Search code examples
web-scrapingscrapyinstagram

How to Scrape All posts of hashtag in instagram


I want to Scrape All the Post Containing some #hashtag from Instagram

I tried it from : https://www.instagram.com/explore/tags/perfume/?__a=1

But It's only giving some posts not every post.


Solution

  • Look carefully at the json you receive.

    Navigate to graphql -> hashtag -> edge_hashtag_to_media -> page_info -> end_cursor

    That's the identifier you have to use to specify the next batch of medias, like this:

    https://www.instagram.com/explore/tags/perfume/?__a=1&max_id=QVFDNWJDZnpGbElpdEV5Q19aaldYWUsxZnc1YUd0Z21yNUZsOWw4V2NxX05ZWnZjT2pRb3lrY29ocDJnM0VNallUWGZVeDIxVURnUzltdHpBR1A1a0VRNw==

    You can iterate this process to get more medias for requested hashtag.

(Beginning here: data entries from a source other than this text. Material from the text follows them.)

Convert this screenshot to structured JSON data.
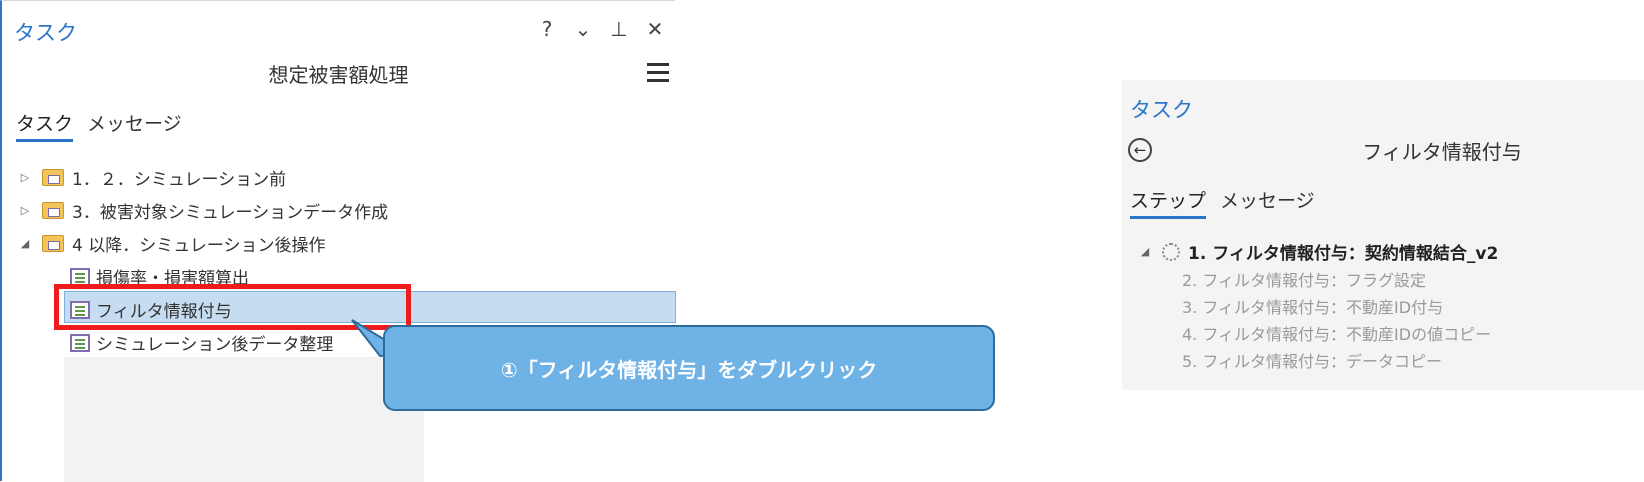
{
  "left": {
    "title": "タスク",
    "controls": [
      "?",
      "⌄",
      "⊥",
      "✕"
    ],
    "task_name": "想定被害額処理",
    "tabs": [
      {
        "label": "タスク",
        "active": true
      },
      {
        "label": "メッセージ",
        "active": false
      }
    ],
    "tree": [
      {
        "label": "1．２．シミュレーション前",
        "expanded": false
      },
      {
        "label": "3．被害対象シミュレーションデータ作成",
        "expanded": false
      },
      {
        "label": "4 以降．シミュレーション後操作",
        "expanded": true
      }
    ],
    "tasks": [
      {
        "label": "損傷率・損害額算出"
      },
      {
        "label": "フィルタ情報付与",
        "selected": true
      },
      {
        "label": "シミュレーション後データ整理"
      }
    ]
  },
  "callout": {
    "text": "①「フィルタ情報付与」をダブルクリック"
  },
  "right": {
    "title": "タスク",
    "task_name": "フィルタ情報付与",
    "tabs": [
      {
        "label": "ステップ",
        "active": true
      },
      {
        "label": "メッセージ",
        "active": false
      }
    ],
    "steps": [
      {
        "label": "1. フィルタ情報付与：契約情報結合_v2",
        "status": "active"
      },
      {
        "label": "2. フィルタ情報付与：フラグ設定",
        "status": "pending"
      },
      {
        "label": "3. フィルタ情報付与：不動産ID付与",
        "status": "pending"
      },
      {
        "label": "4. フィルタ情報付与：不動産IDの値コピー",
        "status": "pending"
      },
      {
        "label": "5. フィルタ情報付与：データコピー",
        "status": "pending"
      }
    ]
  },
  "colors": {
    "accent": "#2b75c9",
    "highlight": "#ee1c1c",
    "callout": "#6eb2e6",
    "selection": "#c6dcf1"
  }
}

    A naive example with requests (python3) to extract first 10 batches.

    import requests
    import json
    from time import sleep
    
    max_id = ''
    
    base_url = "https://www.instagram.com/explore/tags/perfume/?__a=1"
    for i in range(0, 10):
        sleep(2) # Be polite.
    
        if max_id:
            url = base_url + f"&max_id={max_id}"
        else:
            url = base_url
    
        print(f"Requesting {url}")
        response = requests.get(url)
        response = json.loads(response.text)
        try:
            max_id = response['graphql']['hashtag']['edge_hashtag_to_media']['page_info']['end_cursor']
            print(f"New cursor is {max_id}")
        except KeyError:
            print("There's no next page!")
            break
    

    As said in comment, be polite. Instagram will block you if you shoot too many requests per second.